Dans un dossier publié en décembre, nous avions illustré les effets de ces différentes options :

L'une des options alternatives à l'âge pivot pourrait être d'augmenter la durée de cotisation (retrouvez les chiffrages de ces différentes options dans notre dossier)


3. Sur la méthode : le gouvernement se prépare à passer en force

Sur le calendrier : rien n’a changé non plus. Dès son discours de décembre, Édouard Philippe proposait :

  • de voter d’abord la mise en place du système à point. 
  • puis de discuter (une fois la réforme votée), de la forme des baisses de pensions à mettre en oeuvre dès 2022. 
  • Tout en disant que si aucun accord n’est trouvé, ces mesures d’économies prendront la forme d’un âge pivot dès 2022. 

C’est ce qui était dit en décembre et c’est encore ce qui est dit aujourd’hui. À un point près : plutôt que d'être directement votées par le Parlement, ces décisions passeraient…par ordonnances. Donc sans contrôle démocratique, potentiellement sous la seule signature du gouvernement. Et les parlementaires, votant la loi, ne sauraient même pas à quoi s'en tenir. 

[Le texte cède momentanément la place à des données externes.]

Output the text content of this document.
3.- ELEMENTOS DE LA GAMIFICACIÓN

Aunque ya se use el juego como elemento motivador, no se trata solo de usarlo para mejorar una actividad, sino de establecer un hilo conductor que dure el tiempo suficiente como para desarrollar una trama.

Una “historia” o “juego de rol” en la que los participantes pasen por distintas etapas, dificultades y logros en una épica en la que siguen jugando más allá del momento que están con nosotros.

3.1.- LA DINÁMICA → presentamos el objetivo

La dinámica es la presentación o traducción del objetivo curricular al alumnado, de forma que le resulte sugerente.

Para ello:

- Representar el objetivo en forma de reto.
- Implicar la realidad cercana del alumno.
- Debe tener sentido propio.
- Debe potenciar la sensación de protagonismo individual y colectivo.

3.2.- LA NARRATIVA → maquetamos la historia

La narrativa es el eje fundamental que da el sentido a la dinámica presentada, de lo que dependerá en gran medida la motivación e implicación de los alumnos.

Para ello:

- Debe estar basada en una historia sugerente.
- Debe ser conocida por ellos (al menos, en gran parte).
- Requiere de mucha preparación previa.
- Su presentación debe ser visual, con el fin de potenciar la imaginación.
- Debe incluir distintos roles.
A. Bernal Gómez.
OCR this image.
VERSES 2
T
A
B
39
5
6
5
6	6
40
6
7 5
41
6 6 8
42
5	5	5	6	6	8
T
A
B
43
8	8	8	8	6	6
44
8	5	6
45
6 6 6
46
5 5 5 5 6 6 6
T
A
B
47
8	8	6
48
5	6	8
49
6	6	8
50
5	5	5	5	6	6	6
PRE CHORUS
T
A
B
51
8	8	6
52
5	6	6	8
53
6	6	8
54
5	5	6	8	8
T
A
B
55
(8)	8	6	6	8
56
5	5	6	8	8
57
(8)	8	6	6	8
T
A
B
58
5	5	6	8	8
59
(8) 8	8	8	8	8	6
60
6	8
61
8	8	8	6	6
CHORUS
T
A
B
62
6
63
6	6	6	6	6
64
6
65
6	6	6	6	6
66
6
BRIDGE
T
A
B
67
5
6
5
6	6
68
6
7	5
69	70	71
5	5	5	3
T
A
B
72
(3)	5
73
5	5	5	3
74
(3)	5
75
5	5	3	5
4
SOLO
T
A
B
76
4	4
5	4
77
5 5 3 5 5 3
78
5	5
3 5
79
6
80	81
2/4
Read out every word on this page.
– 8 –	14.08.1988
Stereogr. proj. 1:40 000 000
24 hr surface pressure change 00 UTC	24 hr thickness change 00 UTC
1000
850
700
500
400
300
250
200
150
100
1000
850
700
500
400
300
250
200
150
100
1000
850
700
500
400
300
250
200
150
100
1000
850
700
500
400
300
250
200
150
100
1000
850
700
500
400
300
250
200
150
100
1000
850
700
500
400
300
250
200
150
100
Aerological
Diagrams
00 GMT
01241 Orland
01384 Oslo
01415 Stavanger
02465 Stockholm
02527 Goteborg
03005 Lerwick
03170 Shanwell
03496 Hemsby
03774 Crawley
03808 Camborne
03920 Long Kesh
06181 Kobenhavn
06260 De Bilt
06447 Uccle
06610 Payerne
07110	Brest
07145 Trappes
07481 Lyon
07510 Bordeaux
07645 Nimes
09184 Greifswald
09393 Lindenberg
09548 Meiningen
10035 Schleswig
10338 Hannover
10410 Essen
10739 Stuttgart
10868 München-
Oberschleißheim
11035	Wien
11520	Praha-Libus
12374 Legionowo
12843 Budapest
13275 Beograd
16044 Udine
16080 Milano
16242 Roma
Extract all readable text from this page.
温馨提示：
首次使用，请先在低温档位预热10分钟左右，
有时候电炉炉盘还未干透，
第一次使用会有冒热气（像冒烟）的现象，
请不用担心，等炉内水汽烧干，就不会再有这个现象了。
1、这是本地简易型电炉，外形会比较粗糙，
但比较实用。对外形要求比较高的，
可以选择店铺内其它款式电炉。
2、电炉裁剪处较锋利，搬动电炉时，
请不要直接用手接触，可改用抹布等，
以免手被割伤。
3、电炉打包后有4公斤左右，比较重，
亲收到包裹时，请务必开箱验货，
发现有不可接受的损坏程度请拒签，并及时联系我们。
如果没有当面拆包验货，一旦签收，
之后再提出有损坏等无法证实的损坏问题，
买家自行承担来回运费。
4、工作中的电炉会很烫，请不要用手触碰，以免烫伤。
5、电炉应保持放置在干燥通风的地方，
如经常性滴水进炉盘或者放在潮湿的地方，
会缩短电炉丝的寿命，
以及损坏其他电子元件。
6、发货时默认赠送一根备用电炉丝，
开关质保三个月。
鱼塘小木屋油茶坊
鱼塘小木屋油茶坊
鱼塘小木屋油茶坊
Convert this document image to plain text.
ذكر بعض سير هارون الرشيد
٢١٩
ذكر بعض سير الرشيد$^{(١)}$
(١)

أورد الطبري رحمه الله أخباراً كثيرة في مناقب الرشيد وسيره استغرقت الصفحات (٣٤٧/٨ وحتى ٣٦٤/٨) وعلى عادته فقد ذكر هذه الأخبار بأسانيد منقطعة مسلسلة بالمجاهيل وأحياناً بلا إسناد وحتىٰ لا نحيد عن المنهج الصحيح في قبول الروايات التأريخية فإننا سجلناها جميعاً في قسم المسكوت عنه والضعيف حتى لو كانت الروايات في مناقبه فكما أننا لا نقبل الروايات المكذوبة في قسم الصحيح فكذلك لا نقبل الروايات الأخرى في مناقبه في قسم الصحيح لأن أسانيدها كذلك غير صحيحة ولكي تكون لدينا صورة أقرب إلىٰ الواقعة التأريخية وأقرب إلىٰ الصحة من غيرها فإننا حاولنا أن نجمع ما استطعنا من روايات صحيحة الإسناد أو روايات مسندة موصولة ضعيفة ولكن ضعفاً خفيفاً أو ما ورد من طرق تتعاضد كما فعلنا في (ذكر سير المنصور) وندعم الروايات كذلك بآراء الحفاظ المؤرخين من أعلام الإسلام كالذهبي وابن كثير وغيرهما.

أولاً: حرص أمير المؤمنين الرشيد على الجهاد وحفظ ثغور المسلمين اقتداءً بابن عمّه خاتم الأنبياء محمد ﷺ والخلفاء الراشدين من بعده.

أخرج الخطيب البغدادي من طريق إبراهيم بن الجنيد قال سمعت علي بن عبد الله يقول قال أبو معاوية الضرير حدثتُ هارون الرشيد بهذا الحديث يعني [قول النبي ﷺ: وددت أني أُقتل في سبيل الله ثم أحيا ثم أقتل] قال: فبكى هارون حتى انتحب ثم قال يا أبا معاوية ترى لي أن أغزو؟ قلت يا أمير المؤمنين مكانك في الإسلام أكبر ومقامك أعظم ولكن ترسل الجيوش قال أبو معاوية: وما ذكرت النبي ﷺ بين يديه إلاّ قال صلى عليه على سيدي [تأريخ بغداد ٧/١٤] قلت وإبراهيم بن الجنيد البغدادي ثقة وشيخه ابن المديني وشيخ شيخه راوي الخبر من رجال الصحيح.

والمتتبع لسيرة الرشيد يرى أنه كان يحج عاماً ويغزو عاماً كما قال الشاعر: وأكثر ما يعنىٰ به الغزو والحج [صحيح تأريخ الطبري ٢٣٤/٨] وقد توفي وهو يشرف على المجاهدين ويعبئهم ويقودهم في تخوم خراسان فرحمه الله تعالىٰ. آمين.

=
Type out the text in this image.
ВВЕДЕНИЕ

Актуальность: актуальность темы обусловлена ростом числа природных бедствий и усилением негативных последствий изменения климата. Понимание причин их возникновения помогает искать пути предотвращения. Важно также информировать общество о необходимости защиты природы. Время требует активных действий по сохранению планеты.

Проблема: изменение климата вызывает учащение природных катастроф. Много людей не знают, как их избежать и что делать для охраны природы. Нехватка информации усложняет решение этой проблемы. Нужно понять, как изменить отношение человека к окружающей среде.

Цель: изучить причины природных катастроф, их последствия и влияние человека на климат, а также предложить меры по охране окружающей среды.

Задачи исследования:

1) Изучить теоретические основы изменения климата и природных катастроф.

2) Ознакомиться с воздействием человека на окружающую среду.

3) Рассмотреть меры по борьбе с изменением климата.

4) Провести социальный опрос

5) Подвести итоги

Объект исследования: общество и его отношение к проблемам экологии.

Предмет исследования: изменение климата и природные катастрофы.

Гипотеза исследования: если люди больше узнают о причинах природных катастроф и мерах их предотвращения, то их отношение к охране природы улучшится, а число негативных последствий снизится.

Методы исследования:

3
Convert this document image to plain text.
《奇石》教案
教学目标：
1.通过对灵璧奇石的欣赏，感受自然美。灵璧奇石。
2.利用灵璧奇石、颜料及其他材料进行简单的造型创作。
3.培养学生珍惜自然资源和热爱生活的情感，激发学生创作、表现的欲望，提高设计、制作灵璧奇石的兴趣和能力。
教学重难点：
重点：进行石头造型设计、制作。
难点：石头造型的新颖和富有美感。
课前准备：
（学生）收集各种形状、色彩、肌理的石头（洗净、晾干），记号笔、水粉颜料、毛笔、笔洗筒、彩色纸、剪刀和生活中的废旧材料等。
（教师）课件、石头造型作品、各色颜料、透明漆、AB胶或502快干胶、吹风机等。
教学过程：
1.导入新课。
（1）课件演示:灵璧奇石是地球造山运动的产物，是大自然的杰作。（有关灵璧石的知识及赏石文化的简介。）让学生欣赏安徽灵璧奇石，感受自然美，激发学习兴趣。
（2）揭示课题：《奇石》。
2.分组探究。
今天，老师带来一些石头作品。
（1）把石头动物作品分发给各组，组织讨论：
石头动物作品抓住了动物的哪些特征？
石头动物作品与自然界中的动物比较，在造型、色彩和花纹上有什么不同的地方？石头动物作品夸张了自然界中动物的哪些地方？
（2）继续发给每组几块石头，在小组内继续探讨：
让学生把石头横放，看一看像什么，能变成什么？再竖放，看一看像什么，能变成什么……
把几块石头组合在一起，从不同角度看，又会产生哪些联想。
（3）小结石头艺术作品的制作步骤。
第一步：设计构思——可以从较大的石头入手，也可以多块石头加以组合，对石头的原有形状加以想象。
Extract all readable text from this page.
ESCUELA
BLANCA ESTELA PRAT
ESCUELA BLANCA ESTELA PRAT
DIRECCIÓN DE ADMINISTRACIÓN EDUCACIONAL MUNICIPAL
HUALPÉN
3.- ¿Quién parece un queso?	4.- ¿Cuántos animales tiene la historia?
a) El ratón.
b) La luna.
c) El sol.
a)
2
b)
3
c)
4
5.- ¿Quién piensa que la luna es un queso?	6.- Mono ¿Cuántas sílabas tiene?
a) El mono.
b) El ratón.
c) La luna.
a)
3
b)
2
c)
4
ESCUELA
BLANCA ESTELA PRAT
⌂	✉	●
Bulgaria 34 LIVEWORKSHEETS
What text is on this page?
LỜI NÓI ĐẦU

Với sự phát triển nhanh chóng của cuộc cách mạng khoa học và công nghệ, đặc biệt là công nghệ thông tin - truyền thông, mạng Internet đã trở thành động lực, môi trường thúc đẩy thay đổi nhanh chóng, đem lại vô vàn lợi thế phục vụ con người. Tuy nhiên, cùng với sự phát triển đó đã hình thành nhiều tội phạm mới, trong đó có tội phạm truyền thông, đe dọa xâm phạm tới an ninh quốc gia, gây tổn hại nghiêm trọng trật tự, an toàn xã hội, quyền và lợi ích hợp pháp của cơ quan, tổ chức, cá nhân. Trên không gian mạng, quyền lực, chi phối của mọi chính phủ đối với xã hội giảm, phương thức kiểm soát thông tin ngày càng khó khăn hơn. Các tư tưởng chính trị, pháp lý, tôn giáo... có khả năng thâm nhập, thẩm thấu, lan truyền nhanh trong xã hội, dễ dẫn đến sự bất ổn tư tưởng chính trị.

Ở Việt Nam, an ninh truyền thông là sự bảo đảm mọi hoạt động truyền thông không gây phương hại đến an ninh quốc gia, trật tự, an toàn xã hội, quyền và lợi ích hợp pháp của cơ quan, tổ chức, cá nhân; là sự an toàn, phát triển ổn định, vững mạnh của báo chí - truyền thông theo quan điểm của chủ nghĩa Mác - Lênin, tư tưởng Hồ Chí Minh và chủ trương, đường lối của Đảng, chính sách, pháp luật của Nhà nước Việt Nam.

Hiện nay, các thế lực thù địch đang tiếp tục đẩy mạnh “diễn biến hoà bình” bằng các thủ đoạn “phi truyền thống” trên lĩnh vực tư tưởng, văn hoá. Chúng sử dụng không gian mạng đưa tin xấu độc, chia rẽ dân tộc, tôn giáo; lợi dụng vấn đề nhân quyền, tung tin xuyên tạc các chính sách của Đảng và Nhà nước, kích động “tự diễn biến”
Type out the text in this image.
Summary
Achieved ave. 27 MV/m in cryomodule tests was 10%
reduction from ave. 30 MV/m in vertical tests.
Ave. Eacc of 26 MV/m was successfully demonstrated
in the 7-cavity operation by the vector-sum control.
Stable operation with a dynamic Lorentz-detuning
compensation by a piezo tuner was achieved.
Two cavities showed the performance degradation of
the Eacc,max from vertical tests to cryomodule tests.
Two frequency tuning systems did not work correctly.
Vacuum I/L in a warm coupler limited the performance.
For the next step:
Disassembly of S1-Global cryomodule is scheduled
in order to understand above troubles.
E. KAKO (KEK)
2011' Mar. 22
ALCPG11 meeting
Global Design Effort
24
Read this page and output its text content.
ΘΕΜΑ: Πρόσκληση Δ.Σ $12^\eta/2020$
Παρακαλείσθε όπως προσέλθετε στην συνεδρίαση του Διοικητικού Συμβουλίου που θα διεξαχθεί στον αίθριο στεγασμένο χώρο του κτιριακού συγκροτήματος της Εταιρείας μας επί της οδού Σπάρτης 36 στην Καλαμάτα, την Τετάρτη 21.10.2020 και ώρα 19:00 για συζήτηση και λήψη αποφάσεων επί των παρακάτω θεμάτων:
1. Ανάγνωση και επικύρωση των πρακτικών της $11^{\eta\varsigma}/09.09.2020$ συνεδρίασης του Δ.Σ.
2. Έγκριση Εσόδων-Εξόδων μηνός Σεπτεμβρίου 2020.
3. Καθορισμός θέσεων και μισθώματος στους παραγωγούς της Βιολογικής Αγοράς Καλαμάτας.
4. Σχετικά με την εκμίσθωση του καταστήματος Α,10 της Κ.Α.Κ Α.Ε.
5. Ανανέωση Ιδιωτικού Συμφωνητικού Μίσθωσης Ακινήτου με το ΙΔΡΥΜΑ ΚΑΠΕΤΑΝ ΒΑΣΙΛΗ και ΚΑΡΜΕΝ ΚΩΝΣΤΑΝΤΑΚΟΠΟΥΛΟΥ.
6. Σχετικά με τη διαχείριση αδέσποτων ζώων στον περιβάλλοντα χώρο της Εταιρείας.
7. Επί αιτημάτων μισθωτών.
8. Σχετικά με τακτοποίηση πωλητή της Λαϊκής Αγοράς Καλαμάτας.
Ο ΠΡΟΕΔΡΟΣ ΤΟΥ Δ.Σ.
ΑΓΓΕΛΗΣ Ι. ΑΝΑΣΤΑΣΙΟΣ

En clair, ce qui change, ce n’est pas le contenu du projet, qui vise toujours à économiser 12 milliards d'euros en 2027, puis à bloquer les cotisations à (maximum) 14% du PIB. En revanche, le gouvernement accroît encore le flou sur les modalités de son projet, en espérant le vote d'un chèque en blanc par les parlementaires.